Spelling prodigy
“How do I remember big words? I don’t know. I guess it’s a gift,” says eight-year-old Abysenya Gordon with the directness typical of children.
The Free Town Primary School student isn’t your ordinary grade three pupil.
Last year, Abysenya turned heads when she spelt the longest word in the English vocabulary without assistance, after seeing it just once. The 45-letter word — pneumonoultramicroscopicsilicovolcanoconiosis — means a lung disease caused by inhaling very fine ash and sand dust.
This year the prodigy upped her game, conquering a much bigger word used to describe the spa waters in Bath, England. Made up of 52 letters, it is the longest word ever created that appears outside literature as of September 2013.
“My new favourite word is aequeosalinocalcalinoceraceoaluminosocupreovitriolic — and it has 52 letters,” Abysenya told the Jamaica Observer.
Not long after, she hastily reeled off all 52 letters, eliciting a proud smile from her mother, Trudiann Bailey.
“My hobbies are spelling big words, reading, playing with my dolls and watching TV. And I would love to meet the prime minister one day,” Abysenya added.
“My mom wants me to be a doctor, but I want to be a CEO in the future and I want to enter the Spelling Bee competition to represent Jamaica and win,” she said.
Bailey told the Sunday Observer that she realised her daughter was able to quickly memorise “big words” and spell them as early as age two.
“She knew everybody’s name… all the family members… and all our last names are different, that’s how I knew. At that point, I realised that something is special about this child. It makes me feel so good to know that I have a smart child… a child who is really good at spelling and the big words come like nothing to her. She remembers them and I don’t know how she does it. Sometimes I can’t even call the words that she is spelling,” the Longville Park, Clarendon, resident said.

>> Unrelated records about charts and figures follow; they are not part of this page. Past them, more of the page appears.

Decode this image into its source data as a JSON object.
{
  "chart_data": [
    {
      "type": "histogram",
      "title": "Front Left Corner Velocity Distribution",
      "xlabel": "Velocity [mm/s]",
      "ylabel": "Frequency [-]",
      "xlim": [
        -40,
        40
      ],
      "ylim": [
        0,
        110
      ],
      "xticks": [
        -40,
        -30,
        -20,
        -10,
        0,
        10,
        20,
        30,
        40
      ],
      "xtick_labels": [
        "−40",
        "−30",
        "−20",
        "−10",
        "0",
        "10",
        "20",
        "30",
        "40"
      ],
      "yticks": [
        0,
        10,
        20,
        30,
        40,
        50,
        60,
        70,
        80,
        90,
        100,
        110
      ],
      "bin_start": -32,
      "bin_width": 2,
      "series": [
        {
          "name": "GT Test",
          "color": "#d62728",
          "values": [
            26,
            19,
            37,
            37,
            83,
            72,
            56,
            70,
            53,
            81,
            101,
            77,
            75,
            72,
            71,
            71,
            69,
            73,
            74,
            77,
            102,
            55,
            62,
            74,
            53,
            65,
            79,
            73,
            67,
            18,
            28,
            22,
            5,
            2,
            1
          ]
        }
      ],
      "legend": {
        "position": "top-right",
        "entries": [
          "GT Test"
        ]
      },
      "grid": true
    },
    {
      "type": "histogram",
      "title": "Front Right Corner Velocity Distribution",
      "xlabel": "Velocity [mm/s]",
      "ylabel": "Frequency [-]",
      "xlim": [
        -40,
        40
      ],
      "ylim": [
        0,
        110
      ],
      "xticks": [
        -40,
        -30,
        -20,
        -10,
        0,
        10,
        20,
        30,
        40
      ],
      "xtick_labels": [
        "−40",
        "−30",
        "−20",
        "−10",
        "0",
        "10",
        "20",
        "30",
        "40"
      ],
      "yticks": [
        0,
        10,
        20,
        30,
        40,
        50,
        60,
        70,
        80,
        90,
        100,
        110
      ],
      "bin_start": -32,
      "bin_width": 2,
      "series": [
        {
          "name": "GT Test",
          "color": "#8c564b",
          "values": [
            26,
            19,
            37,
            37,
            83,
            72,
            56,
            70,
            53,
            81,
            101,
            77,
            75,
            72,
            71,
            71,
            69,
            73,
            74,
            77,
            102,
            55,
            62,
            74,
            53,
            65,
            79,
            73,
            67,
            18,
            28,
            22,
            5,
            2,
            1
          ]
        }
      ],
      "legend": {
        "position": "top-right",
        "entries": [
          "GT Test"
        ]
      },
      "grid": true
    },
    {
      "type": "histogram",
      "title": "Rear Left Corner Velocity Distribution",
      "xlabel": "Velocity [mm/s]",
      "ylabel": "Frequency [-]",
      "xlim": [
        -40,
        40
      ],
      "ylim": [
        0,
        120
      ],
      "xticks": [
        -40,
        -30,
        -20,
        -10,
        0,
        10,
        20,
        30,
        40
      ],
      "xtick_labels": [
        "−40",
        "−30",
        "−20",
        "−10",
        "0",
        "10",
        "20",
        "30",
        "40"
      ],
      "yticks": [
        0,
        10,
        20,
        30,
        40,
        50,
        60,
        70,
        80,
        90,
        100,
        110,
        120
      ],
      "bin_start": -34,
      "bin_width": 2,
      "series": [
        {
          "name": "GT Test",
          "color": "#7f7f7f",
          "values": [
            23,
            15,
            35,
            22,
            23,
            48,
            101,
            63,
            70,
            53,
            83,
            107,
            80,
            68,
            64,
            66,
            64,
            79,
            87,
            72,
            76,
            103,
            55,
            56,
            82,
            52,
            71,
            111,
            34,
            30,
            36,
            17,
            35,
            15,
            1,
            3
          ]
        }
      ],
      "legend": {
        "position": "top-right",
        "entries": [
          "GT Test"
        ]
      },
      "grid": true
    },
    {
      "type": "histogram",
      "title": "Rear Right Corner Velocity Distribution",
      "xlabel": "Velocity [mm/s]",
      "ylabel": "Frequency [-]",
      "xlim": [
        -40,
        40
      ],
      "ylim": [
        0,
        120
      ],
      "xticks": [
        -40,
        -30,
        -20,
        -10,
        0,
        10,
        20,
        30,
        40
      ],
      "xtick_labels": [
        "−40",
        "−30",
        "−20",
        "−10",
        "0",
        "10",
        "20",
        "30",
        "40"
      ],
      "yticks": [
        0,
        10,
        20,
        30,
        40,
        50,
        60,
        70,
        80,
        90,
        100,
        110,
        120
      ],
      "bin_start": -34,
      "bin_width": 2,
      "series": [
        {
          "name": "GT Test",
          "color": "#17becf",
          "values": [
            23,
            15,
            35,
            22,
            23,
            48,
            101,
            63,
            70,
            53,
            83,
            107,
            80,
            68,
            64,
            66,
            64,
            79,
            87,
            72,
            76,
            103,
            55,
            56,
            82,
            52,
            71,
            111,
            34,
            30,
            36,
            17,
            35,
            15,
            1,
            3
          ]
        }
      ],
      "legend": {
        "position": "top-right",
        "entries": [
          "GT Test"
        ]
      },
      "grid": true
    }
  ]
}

“From she was small she was able to remember and spell words like hippopotamus, elephant, crocodile, from very early. She has been spelling those words from a long, long time,” the mother explained.
She said, too, that Abysenya sometimes engages her five-year-old brother in spelling bouts.
“Sometimes she tries to teach him and him want her fi rush him,” she said laughing. “But their relationship is okay. My family is so proud of her. Everybody feels good about her. My aunty always telling people ‘Mi niece bright eenuh… mi niece bright.’ People just couldn’t believe that she could spell certain words without looking on anything. So people used to react surprised.”
Prior to Free Town Primary, Abysenya attended Whyte’s Pre-School and Kindergarten where she copped multiple awards.
For the 2019 school year, Abysenya was crowned Best Speller, Best Reader, and Most Outstanding student.
“Her last teacher told me that she was reading at a grade six level when she was in grade two, and her current teachers are always telling me that she’s doing well at school,” Bailey shared.
“I think her knowing how to spell some words that I don’t really know wows me the most. When she was around four years old I use to make videos of her spelling the words. I was wondering if it had something to do with her name, because her name is long. I don’t know if that has anything [to do] with her being able to spell big words,” Bailey said with a chuckle.
“She was telling me about the new one that she knows how to spell with 52 letters and now she is going after one with 183 letters in it. Mi cyaa even say it. Mi a tell her fi calm down and nuh bother mad before time,” Bailey added, laughing even more.
Bailey said the ultimate goal is to have her daughter be a part of the National Spelling Bee competition. She recalled being in talks with a spelling coach last year, but said the novel coronavirus pandemic disrupted the plans.
“Since the pandemic and the lockdowns you can’t really go anywhere, so that’s on hold for right now. What I want, exactly, is for her to enter the Spelling Bee, and I would love for her to win. I don’t know what the terms are… but I want her to enter because I see the potential. I see where she can make it,” Bailey said.
Asked if Abysenya has, like other children, been affected by the lack of face-to-face classes because of the pandemic, Bailey said no.
“With the pandemic and she being at home, it doesn’t really matter to her because she still does well in her schoolwork. I don’t have any problem with that right now. Other than that, it’s just hard because she has a tablet that shuts off sometimes. She really needs a tablet for school,” Bailey said.
Abysenya, though, said she is eager to return to the classroom.
“I don’t like online school. I want to be with my friends,” she told the Sunday Observer.